Sólo unos días antes de su muerte,
Irizarry había telefoneado a su esposa -como puntualmente
hacía una o dos veces en semana-, para notificarle que
le había tocado la buena suerte y que todo estaba preparado
para que le dieran autorización de ir a casa en Navidad.
"Nunca imaginé lo mucho que nos
quería y la falta que le hacíamos", dijo Jessica, al
recordar el cariño que su marido le profesaba a ella
y a sus hijos, a través de las llamadas telefónicas,
y las postales que les enviaba desde el país árabe.
Su hijo menor, de sólo cinco
anos, todavía pregunta si puede ir a ver a su padre
en la funeraria de su municipalidad de Waterbury, en
Connecticut, donde le vio por última vez, en diciembre
pasado. "Es muy difícil hacerle entender", agregó Jessica.
La familia, sin embargo, se fortalece
a través de sus creencias religiosas. Por los últimos
cinco años, cuando no estaba en el trabajo, el servicio
militar o en responsabilidades familiares, a Henry se
le encontraba en su iglesia pentescotal "El Aposento
Alto".
"Era clave en nuestra iglesia",
dijo el pastor David Torres, quien indicó que Irizarry
iba cuatro veces en semana a su iglesia, donde tenía
funciones de maestro de niños, diácono y miembro del
cuerpo ministerial.
"Era un colaborador incansable",
agregó Torres, quien dirige una congregación integrada
en un 98% por puertorriqueños.
El tiempo de descanso Irizarry
lo dedicaba a ver películas. "Le fascinaba, ese era
su 'hobby', el cual siguió (cultivando) incluso en Irak.
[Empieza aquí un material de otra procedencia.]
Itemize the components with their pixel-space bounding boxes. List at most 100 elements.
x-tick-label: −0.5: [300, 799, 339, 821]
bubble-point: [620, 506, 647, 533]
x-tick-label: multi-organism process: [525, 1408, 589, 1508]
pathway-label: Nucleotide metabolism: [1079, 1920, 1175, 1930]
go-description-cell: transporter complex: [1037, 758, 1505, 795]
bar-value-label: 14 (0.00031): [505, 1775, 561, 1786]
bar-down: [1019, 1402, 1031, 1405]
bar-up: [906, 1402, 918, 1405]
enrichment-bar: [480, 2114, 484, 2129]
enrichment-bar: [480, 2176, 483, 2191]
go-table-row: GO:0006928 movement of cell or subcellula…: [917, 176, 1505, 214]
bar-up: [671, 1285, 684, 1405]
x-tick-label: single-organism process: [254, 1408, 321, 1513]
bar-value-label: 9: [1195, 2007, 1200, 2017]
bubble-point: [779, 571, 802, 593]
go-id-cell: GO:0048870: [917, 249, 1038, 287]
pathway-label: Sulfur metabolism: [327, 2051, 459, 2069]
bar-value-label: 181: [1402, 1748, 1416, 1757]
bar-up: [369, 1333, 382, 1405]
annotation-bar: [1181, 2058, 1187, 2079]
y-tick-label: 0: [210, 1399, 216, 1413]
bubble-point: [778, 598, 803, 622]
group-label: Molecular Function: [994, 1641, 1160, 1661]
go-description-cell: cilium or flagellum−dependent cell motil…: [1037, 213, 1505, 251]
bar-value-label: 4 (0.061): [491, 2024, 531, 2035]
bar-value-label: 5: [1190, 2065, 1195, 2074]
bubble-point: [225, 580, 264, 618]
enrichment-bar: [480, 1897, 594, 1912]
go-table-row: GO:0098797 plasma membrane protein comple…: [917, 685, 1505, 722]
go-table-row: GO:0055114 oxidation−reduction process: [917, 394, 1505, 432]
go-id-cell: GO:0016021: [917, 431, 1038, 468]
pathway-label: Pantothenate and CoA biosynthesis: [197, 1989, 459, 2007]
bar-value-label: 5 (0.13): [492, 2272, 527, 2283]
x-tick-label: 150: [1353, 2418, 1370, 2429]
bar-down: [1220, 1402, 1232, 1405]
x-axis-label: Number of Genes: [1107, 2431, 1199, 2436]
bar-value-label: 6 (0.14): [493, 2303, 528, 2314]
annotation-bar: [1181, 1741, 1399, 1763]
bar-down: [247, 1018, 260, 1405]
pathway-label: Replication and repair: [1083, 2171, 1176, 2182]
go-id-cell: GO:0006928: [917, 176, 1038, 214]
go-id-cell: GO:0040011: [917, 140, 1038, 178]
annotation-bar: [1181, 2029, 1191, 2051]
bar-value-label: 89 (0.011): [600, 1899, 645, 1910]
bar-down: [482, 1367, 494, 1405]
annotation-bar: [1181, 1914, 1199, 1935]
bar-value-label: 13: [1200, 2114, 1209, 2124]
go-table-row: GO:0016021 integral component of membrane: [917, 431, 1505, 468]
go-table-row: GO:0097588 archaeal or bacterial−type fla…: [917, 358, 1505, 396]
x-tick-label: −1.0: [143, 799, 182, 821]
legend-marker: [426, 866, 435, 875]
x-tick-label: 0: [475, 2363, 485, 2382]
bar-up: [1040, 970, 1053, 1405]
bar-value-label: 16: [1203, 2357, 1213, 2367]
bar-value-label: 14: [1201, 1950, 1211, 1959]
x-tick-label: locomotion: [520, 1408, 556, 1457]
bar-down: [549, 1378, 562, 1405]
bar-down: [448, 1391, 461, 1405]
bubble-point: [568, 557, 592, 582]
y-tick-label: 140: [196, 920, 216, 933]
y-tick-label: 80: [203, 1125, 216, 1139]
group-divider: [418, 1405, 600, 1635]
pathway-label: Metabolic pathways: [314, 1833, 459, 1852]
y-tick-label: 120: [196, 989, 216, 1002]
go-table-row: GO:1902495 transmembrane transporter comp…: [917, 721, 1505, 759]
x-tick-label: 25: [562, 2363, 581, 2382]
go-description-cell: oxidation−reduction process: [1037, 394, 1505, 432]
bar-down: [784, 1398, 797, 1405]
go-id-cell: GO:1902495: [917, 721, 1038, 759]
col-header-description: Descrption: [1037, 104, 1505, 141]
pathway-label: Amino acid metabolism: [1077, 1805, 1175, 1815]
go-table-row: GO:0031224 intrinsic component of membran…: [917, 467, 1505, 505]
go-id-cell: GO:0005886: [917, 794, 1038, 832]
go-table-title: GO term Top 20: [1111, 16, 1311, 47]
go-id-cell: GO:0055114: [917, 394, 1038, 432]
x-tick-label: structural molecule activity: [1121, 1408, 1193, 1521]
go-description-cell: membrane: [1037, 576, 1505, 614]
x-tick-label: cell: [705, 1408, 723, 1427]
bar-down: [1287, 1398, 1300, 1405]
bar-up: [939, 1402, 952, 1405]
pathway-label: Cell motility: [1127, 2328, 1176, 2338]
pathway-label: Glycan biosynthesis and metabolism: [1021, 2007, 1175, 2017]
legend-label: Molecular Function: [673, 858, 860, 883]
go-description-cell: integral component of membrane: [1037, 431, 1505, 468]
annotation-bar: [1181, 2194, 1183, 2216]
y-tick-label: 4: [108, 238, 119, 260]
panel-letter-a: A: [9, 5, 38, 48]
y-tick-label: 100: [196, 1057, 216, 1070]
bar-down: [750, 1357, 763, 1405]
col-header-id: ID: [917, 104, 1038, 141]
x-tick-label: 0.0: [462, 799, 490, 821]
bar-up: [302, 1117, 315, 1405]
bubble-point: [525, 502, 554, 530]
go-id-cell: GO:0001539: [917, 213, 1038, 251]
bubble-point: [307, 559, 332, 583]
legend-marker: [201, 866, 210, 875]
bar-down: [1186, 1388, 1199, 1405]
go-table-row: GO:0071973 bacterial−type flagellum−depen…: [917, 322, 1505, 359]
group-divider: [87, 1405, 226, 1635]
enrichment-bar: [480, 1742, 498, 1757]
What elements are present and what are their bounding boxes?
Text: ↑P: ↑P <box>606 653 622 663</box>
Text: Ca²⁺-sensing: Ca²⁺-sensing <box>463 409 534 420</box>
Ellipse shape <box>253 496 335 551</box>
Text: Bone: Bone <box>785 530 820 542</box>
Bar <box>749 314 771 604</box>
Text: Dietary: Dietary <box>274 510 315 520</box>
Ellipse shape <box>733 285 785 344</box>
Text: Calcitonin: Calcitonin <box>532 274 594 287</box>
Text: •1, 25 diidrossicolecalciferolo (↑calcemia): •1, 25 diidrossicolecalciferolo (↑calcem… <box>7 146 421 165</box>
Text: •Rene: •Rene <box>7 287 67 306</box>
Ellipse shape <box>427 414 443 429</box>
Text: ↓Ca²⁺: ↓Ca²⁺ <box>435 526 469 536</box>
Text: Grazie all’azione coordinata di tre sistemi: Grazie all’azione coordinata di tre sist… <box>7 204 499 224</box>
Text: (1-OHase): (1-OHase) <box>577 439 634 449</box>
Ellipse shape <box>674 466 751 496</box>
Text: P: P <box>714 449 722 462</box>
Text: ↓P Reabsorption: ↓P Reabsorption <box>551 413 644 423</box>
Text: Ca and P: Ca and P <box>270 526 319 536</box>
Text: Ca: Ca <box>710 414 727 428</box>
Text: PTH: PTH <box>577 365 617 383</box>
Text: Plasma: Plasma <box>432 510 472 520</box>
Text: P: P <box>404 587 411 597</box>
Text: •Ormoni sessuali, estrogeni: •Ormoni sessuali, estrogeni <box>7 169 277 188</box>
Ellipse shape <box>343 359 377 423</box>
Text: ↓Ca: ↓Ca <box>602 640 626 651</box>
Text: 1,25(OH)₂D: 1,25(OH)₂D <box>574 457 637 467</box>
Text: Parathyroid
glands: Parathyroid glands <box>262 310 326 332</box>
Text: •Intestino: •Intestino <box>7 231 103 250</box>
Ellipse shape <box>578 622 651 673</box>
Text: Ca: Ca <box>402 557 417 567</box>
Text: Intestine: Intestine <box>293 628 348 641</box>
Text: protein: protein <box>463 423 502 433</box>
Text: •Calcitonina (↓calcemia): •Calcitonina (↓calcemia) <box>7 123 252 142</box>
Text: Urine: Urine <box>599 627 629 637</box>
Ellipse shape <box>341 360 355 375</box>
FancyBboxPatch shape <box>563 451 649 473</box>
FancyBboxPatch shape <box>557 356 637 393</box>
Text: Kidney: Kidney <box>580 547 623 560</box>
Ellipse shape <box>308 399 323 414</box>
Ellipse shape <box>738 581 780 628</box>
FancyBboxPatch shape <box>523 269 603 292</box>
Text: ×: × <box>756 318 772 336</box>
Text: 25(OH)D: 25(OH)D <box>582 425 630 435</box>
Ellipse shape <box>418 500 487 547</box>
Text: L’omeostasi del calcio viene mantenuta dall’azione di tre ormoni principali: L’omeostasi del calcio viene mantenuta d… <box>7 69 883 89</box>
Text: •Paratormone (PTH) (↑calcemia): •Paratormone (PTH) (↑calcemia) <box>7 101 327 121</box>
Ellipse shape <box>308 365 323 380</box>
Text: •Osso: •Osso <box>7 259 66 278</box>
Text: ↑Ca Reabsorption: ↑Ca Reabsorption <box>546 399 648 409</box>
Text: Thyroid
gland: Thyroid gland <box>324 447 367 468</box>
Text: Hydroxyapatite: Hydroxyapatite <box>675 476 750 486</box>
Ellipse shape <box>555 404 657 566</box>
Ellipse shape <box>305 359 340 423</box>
Cuando me llamaban me hablaba de las películas que había
podido ver, pues tenía su computadora personal y conseguía
algunas (en el mercado militar)", indicó Jessica Irizarry.
Su hermana Brenda fue quizá quien
creció más apegada al soldado boricua. "Siempre se estaba
riendo", indicó.
A juicio de Brenda, Henry se
marchó a la guerra sin tener muy clara la razón de la
invasión de Irak.
"Cumplió, como militar, con su
responsabilidad. Murió haciendo lo que más le gustaba,
eso para nosotros es un consuelo", dijo Brenda.